MOTRv3: Release-Fetch Supervision for End-to-End Multi-Object Tracking
This work addresses a key bottleneck in multi-object tracking for applications like surveillance and autonomous driving, offering an incremental improvement over prior methods.
The paper tackles the conflict between detection and association in end-to-end multi-object tracking by proposing MOTRv3, which introduces a release-fetch supervision strategy to balance label assignment, achieving impressive performance on benchmarks like MOT17 and DanceTrack.

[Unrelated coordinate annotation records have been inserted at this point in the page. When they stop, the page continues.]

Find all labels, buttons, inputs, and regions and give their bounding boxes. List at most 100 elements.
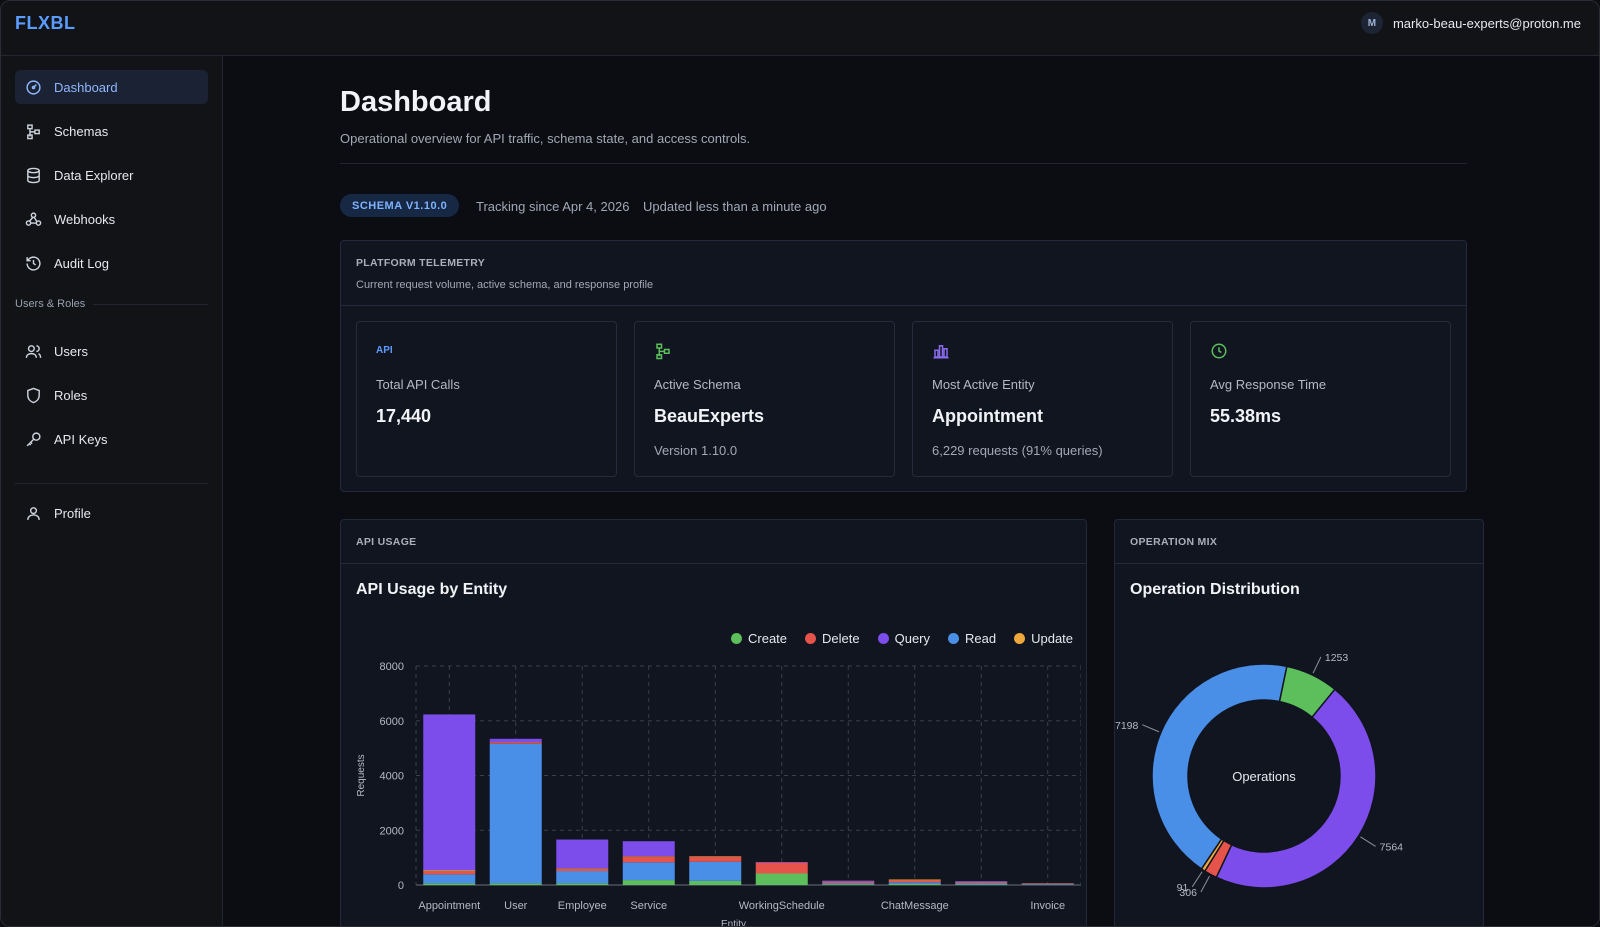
- top-bar: FLXBL M marko-beau-experts@proton.me: [1, 1, 1599, 56]
- bar-segment-query[interactable]: [755, 862, 808, 863]
- section-divider: [93, 303, 208, 305]
- bar-segment-read[interactable]: [1021, 884, 1074, 885]
- sidebar-item-schemas[interactable]: Schemas: [15, 114, 208, 148]
- card-subtext: Version 1.10.0: [654, 443, 738, 458]
- x-tick-label: WorkingSchedule: [739, 900, 825, 912]
- bar-segment-query[interactable]: [955, 881, 1008, 882]
- user-email[interactable]: marko-beau-experts@proton.me: [1392, 15, 1581, 31]
- avatar[interactable]: M: [1360, 12, 1383, 34]
- bar-segment-delete[interactable]: [622, 856, 675, 863]
- bar-segment-create[interactable]: [489, 883, 542, 885]
- bar-segment-create[interactable]: [755, 873, 808, 885]
- donut-slice-query[interactable]: [1215, 688, 1377, 889]
- sidebar-item-data-explorer[interactable]: Data Explorer: [15, 158, 208, 192]
- x-tick-label: User: [504, 900, 528, 912]
- x-tick-label: Invoice: [1030, 900, 1065, 912]
- api-usage-bar-chart: 0 2000 4000 6000 8000 Appointment User Employee…: [356, 661, 1081, 926]
- bar-segment-create[interactable]: [888, 883, 941, 885]
- bar-segment-delete[interactable]: [888, 880, 941, 883]
- bar-segment-update[interactable]: [689, 856, 742, 857]
- legend-item-create[interactable]: Create: [731, 631, 787, 646]
- donut-slice-update[interactable]: [1200, 838, 1225, 873]
- slice-label: 91: [1177, 882, 1189, 894]
- sidebar-item-label: Profile: [54, 505, 91, 521]
- bar-segment-delete[interactable]: [423, 871, 476, 875]
- bar-segment-delete[interactable]: [689, 856, 742, 862]
- bar-segment-read[interactable]: [888, 882, 941, 884]
- user-menu[interactable]: M marko-beau-experts@proton.me: [1360, 12, 1581, 34]
- sidebar-item-audit-log[interactable]: Audit Log: [15, 246, 208, 280]
- bar-segment-delete[interactable]: [822, 881, 875, 884]
- bar-segment-read[interactable]: [622, 862, 675, 881]
- sidebar-item-api-keys[interactable]: API Keys: [15, 422, 208, 456]
- panel-kicker: PLATFORM TELEMETRY: [356, 257, 486, 269]
- bar-segment-query[interactable]: [556, 839, 609, 869]
- bar-segment-query[interactable]: [622, 841, 675, 857]
- updated-text: Updated less than a minute ago: [643, 199, 827, 214]
- sidebar-item-label: API Keys: [54, 431, 108, 447]
- panel-header: [341, 241, 1466, 306]
- sidebar-item-label: Webhooks: [54, 211, 116, 227]
- slice-label-leader: [1200, 875, 1210, 893]
- section-label-text: Users & Roles: [15, 298, 86, 310]
- bar-segment-read[interactable]: [822, 883, 875, 885]
- bar-segment-read[interactable]: [955, 883, 1008, 885]
- slice-label: 306: [1179, 887, 1197, 899]
- sidebar-item-users[interactable]: Users: [15, 334, 208, 368]
- tracking-since-text: Tracking since Apr 4, 2026: [476, 199, 630, 214]
- card-label: Most Active Entity: [932, 377, 1035, 392]
- bar-segment-delete[interactable]: [1021, 883, 1074, 885]
- card-value: BeauExperts: [654, 406, 765, 426]
- bar-segment-update[interactable]: [423, 870, 476, 872]
- legend-item-query[interactable]: Query: [877, 631, 931, 646]
- sidebar-item-roles[interactable]: Roles: [15, 378, 208, 412]
- bar-segment-update[interactable]: [556, 868, 609, 869]
- legend-label: Update: [1031, 631, 1074, 646]
- bar-chart-icon: [933, 345, 949, 359]
- legend-item-read[interactable]: Read: [948, 631, 996, 646]
- active-schema-card: Active Schema BeauExperts Version 1.10.0: [634, 321, 895, 477]
- chart-title: API Usage by Entity: [356, 581, 508, 598]
- platform-telemetry-panel: PLATFORM TELEMETRY Current request volum…: [340, 240, 1467, 492]
- bar-segment-delete[interactable]: [955, 881, 1008, 884]
- api-icon: API: [376, 345, 393, 356]
- slice-label: 7198: [1115, 720, 1139, 732]
- section-label-users-roles: Users & Roles: [15, 298, 208, 310]
- y-tick-label: 0: [398, 880, 404, 892]
- legend-item-update[interactable]: Update: [1014, 631, 1073, 646]
- bar-segment-delete[interactable]: [489, 742, 542, 744]
- most-active-entity-card: Most Active Entity Appointment 6,229 req…: [912, 321, 1173, 477]
- clock-icon: [1211, 343, 1227, 359]
- bar-segment-create[interactable]: [423, 883, 476, 885]
- bar-segment-query[interactable]: [822, 880, 875, 882]
- bar-segment-read[interactable]: [556, 871, 609, 884]
- sidebar-item-dashboard[interactable]: Dashboard: [15, 70, 208, 104]
- bar-segment-delete[interactable]: [556, 868, 609, 872]
- bar-segment-read[interactable]: [489, 743, 542, 884]
- bar-segment-read[interactable]: [689, 861, 742, 881]
- app-logo[interactable]: FLXBL: [15, 13, 76, 33]
- bar-segment-query[interactable]: [423, 714, 476, 871]
- bar-segment-update[interactable]: [622, 856, 675, 857]
- legend-swatch: [1014, 633, 1026, 644]
- bar-segment-create[interactable]: [822, 884, 875, 885]
- bar-segment-create[interactable]: [955, 884, 1008, 885]
- sidebar: Dashboard Schemas Data Explorer Webhooks…: [1, 56, 223, 926]
- donut-slice-read[interactable]: [1151, 663, 1288, 871]
- bar-segment-query[interactable]: [489, 738, 542, 743]
- webhook-icon: [25, 211, 42, 226]
- bar-segment-create[interactable]: [622, 880, 675, 885]
- legend-label: Query: [894, 631, 931, 646]
- bar-segment-delete[interactable]: [755, 862, 808, 874]
- bar-segment-update[interactable]: [888, 879, 941, 881]
- database-icon: [27, 167, 40, 183]
- y-axis-label: Requests: [356, 754, 367, 796]
- bar-segment-create[interactable]: [689, 880, 742, 885]
- sidebar-item-profile[interactable]: Profile: [15, 496, 208, 530]
- sidebar-item-webhooks[interactable]: Webhooks: [15, 202, 208, 236]
- legend-item-delete[interactable]: Delete: [805, 631, 860, 646]
- bar-segment-create[interactable]: [556, 883, 609, 885]
- dashboard-icon: [26, 79, 41, 95]
- legend-label: Read: [965, 631, 997, 646]
- bar-segment-read[interactable]: [423, 874, 476, 884]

Although end-to-end multi-object trackers like MOTR enjoy the merits of simplicity, they suffer from the conflict between detection and association seriously, resulting in unsatisfactory convergence dynamics. While MOTRv2 partly addresses this problem, it demands an additional detection network for assistance. In this work, we serve as the first to reveal that this conflict arises from the unfair label assignment between detect queries and track queries during training, where these detect queries recognize targets and track queries associate them. Based on this observation, we propose MOTRv3, which balances the label assignment process using the developed release-fetch supervision strategy. In this strategy, labels are first released for detection and gradually fetched back for association. Besides, another two strategies named pseudo label distillation and track group denoising are designed to further improve the supervision for detection and association. Without the assistance of an extra detection network during inference, MOTRv3 achieves impressive performance across diverse benchmarks, e.g., MOT17, DanceTrack.